March 15, 2018

A Big Day for Bigg's Killer Whales!

Killer whales traveling towards the Olympic Mountains

[Naturalist Sarah – 03/15/2018 – M/V Sea Lion – 12:00pm]

Lately we have had some simply exceptional days out on the water. Not only have we been treated to insane whale sightings, but we have also had magical springtime weather.

While I was cooking breakfast this morning Captain Brian called me, “Want to go find some whales? Get down to the harbor in 15.” I quickly downed my breakfast, gathered my gear, called Naturalist Rachel, and zoomed down to the harbor. With fresh cups of coffee, and promising reports of killer whales we left Friday Harbor to head south. Just outside Friday Harbor we encountered our first orcas. After making sure there was coverage within the whale watch fleet, we left the whales to pick up or guests!

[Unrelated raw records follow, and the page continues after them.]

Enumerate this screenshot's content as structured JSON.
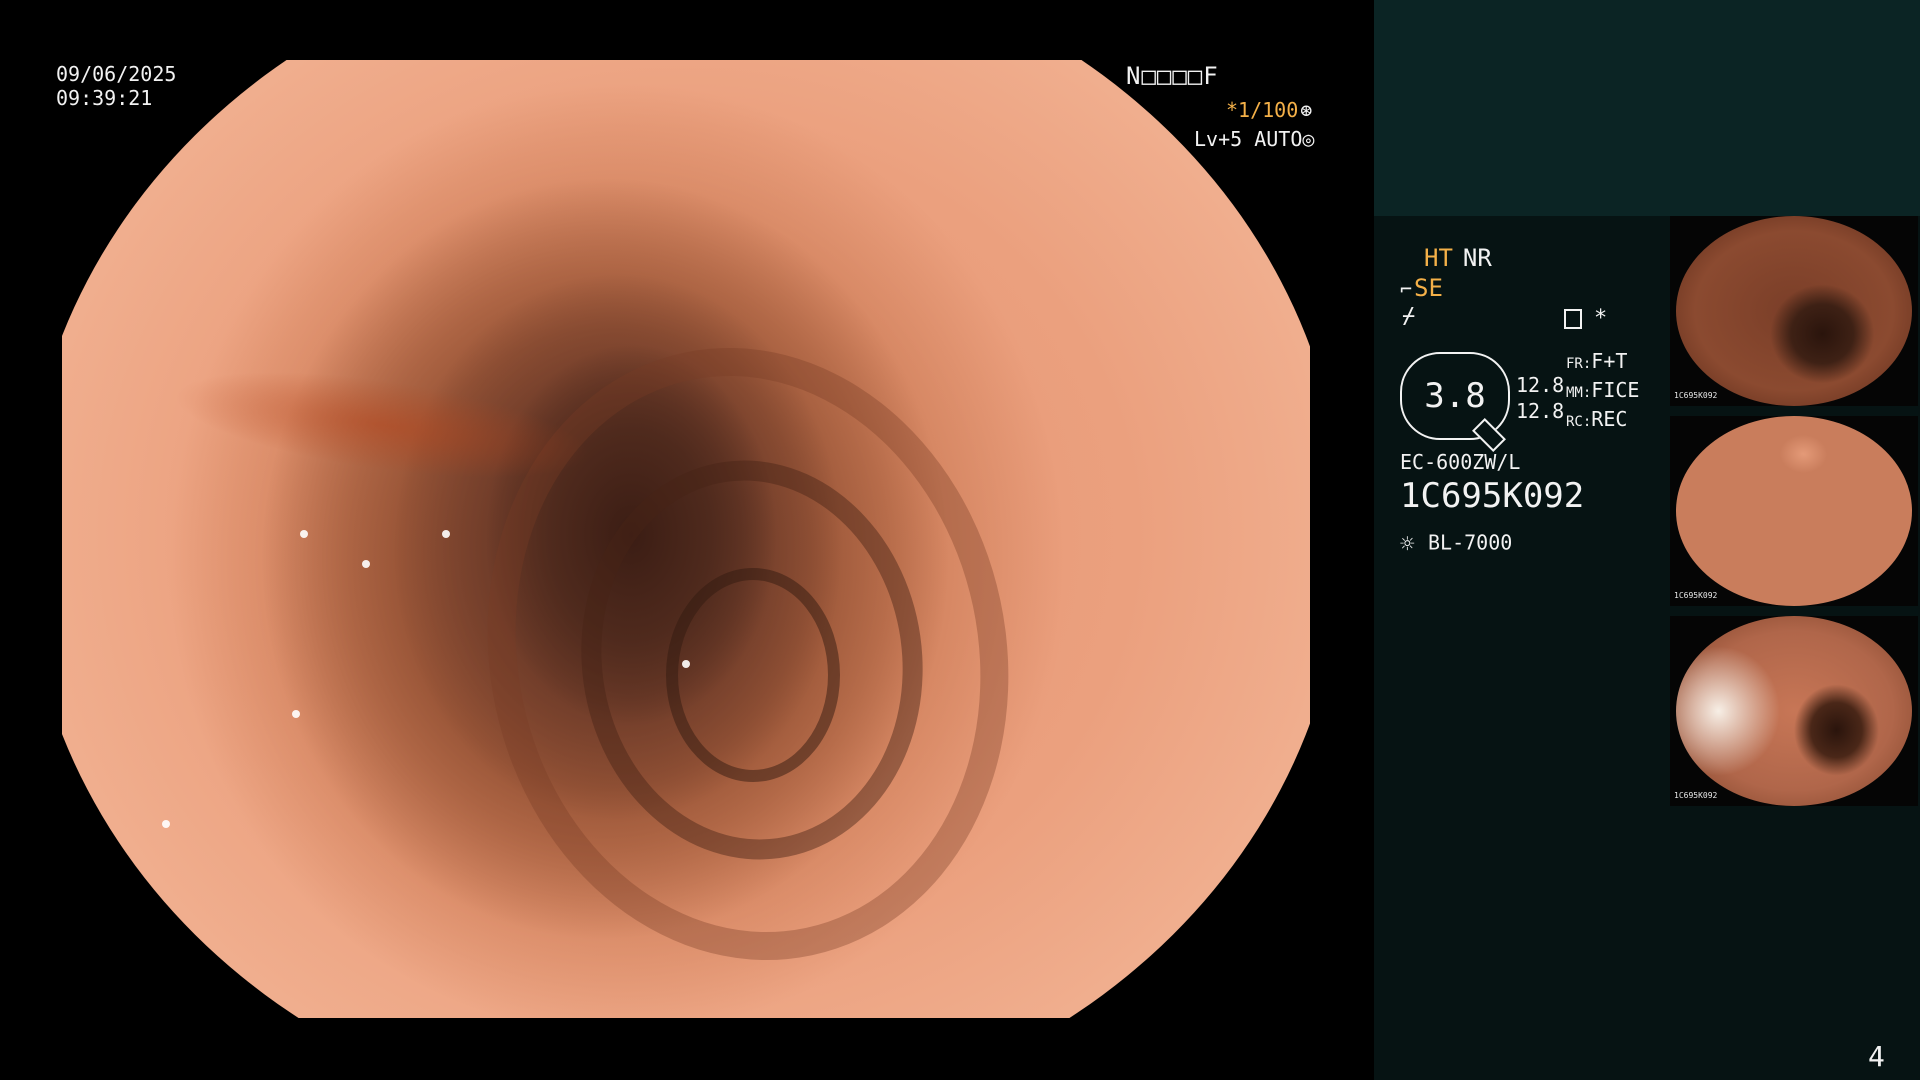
{
  "osd": {
    "date": "09/06/2025",
    "time": "09:39:21",
    "status_code": "N□□□□F",
    "shutter_prefix": "*1/100",
    "shutter_icon": "⊛",
    "level": "Lv+5 AUTO",
    "level_icon": "◎"
  },
  "panel": {
    "ht": "HT",
    "nr": "NR",
    "se_icon": "⌐",
    "se": "SE",
    "sharp_icon": "⌿",
    "mode_star": "*",
    "zoom_value": "3.8",
    "nums": [
      "12.8",
      "12.8"
    ],
    "modes": [
      {
        "key": "FR:",
        "value": "F+T"
      },
      {
        "key": "MM:",
        "value": "FICE"
      },
      {
        "key": "RC:",
        "value": "REC"
      }
    ],
    "scope_model": "EC-600ZW/L",
    "scope_serial": "1C695K092",
    "light_icon": "☼",
    "light_source": "BL-7000"
  },
  "thumbnails": [
    {
      "label": "1C695K092"
    },
    {
      "label": "1C695K092"
    },
    {
      "label": "1C695K092"
    }
  ],
  "page_number": "4",
  "colors": {
    "accent_amber": "#f4b048",
    "panel_top": "#0b2424",
    "panel_main": "#061313"
  }
}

Leaving Friday Harbor for the second time, we again headed south. After rounding Turn Island we were lucky enough to find the T002C family cruising slowly through Griffin Bay towards Cattle Pass. This family, led by matriarch T002C – Tasu, is comprised of five individuals. Most of note is T002C2 – Tumbo, a thirteen-year-old who male suffers from a severe scoliosis of the spine. We watched the whale slowly work their way south, before leaving to check out another group of reported whales.

Next we found the T046s, T046Bs, and the T137s just outside of Cattle Pass. While we were on scene with this second group of orcas we got a chance to see the Center for Whale Research in action taking ID shots. This important organization has been documenting both the presence and body condition of cetaceans in the Salish Sea for the last 40 years. By taking a picture of the dorsal fin and saddle patch marking of whales we can effectively recognize them as individuals. The T137s and the T046s are awesome examples of the diversity of these markings, exhibiting super novel scarring and unique dorsal shapes.

After a great encounter with the orcas, we set off in search of some other wildlife. Stopping at Whale Rocks we got to watch the antics of the local Steller’s sea lions hauled out enjoying the sunshine. These massive pinnipeds can grow to lengths of up to 12 feet and can weigh over 2,400 pounds. Pressing further north into San Juan Channel we got a bonus encounter with the T002Cs again,  before finding bald eagles swooping over the islands, and harbor seals along the rocky shores.